Monday, October 16, 2006

An Unmarried Woman - and Man

Listen: A new survey has shown that traditional marriage has ceased to be the preferred living arrangement in the majority of U.S. households. This leaves open the possibility that there are still those married folks who continue to be married, but just don't prefer it. But seriously folks, what does this mean? In nearly 55.8 million American households, Father doesn't necessarily know best. Instead, more than 14 million of them are headed by single women, another five million by single men, while 36.7 million belonged to a category described as "nonfamily households," a term that experts said referred primarily to gay or heterosexual couples cohabiting out of formal wedlock.
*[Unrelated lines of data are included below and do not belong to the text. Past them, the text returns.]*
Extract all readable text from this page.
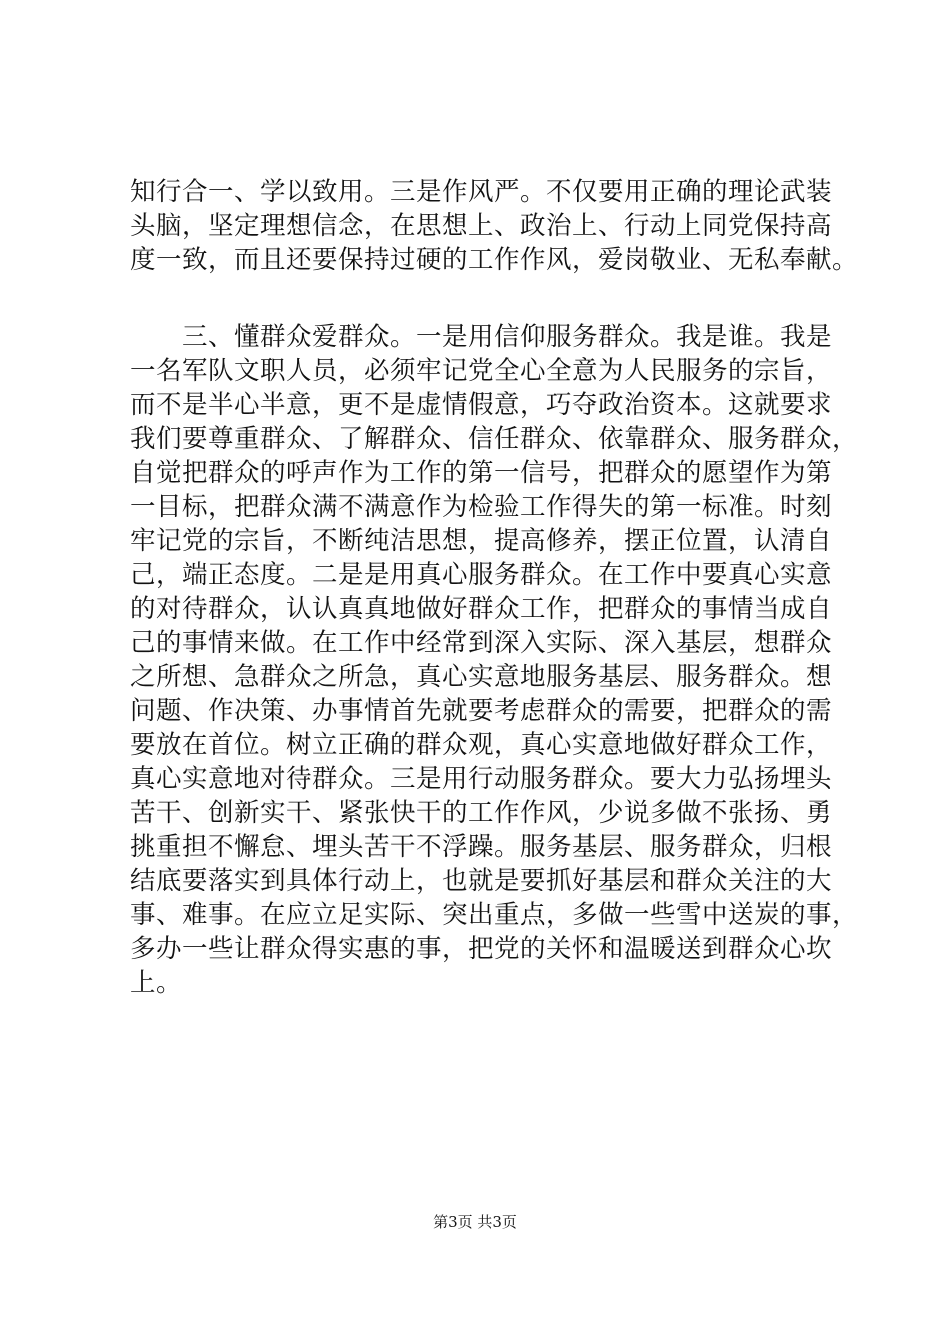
知行合一、学以致用。三是作风严。不仅要用正确的理论武装
头脑，坚定理想信念，在思想上、政治上、行动上同党保持高
度一致，而且还要保持过硬的工作作风，爱岗敬业、无私奉献。
　　三、懂群众爱群众。一是用信仰服务群众。我是谁。我是
一名军队文职人员，必须牢记党全心全意为人民服务的宗旨，
而不是半心半意，更不是虚情假意，巧夺政治资本。这就要求
我们要尊重群众、了解群众、信任群众、依靠群众、服务群众，
自觉把群众的呼声作为工作的第一信号，把群众的愿望作为第
一目标，把群众满不满意作为检验工作得失的第一标准。时刻
牢记党的宗旨，不断纯洁思想，提高修养，摆正位置，认清自
己，端正态度。二是是用真心服务群众。在工作中要真心实意
的对待群众，认认真真地做好群众工作，把群众的事情当成自
己的事情来做。在工作中经常到深入实际、深入基层，想群众
之所想、急群众之所急，真心实意地服务基层、服务群众。想
问题、作决策、办事情首先就要考虑群众的需要，把群众的需
要放在首位。树立正确的群众观，真心实意地做好群众工作，
真心实意地对待群众。三是用行动服务群众。要大力弘扬埋头
苦干、创新实干、紧张快干的工作作风，少说多做不张扬、勇
挑重担不懈怠、埋头苦干不浮躁。服务基层、服务群众，归根
结底要落实到具体行动上，也就是要抓好基层和群众关注的大
事、难事。在应立足实际、突出重点，多做一些雪中送炭的事，
多办一些让群众得实惠的事，把党的关怀和温暖送到群众心坎
上。
第3页 共3页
This would be the end of the world as Jerry Falwell knows it, and I feel fine. I confess that I travel in a pretty traditional circle, with a lot of very highly functioning families of a pretty traditional sort. That said, I can also say that I spend the day with a room full of nine and ten year olds whose experience is anything but traditional. I expect that when I call home that I will most likely reach somebody's mom before I speak to a dad, and there are a great many kids living with their grandparents - while mom and dad finish growing up.
You might think that this leads to a lot of dysfunctional behavior and challenges in the classroom as well as at home. I'm here to tell you that having a "traditional family" in no way ensures any kind of advanced academic standing or personal conduct. Sometimes having two parents just ensures twice as much bad input.
Douglas Besharov, a sociologist with the American Enterprise Institute had this to say: "Overall, what I see is a situation in which people - especially children - will be much more isolated, because not only will their parents both be working, but they'll have fewer siblings, fewer cousins, fewer aunts and uncles," the scholar argued. "So over time, we're moving towards a much more individualistic society."
So, three cheers for the individual, or just a quiet one, since it's still my night to put my son to bed.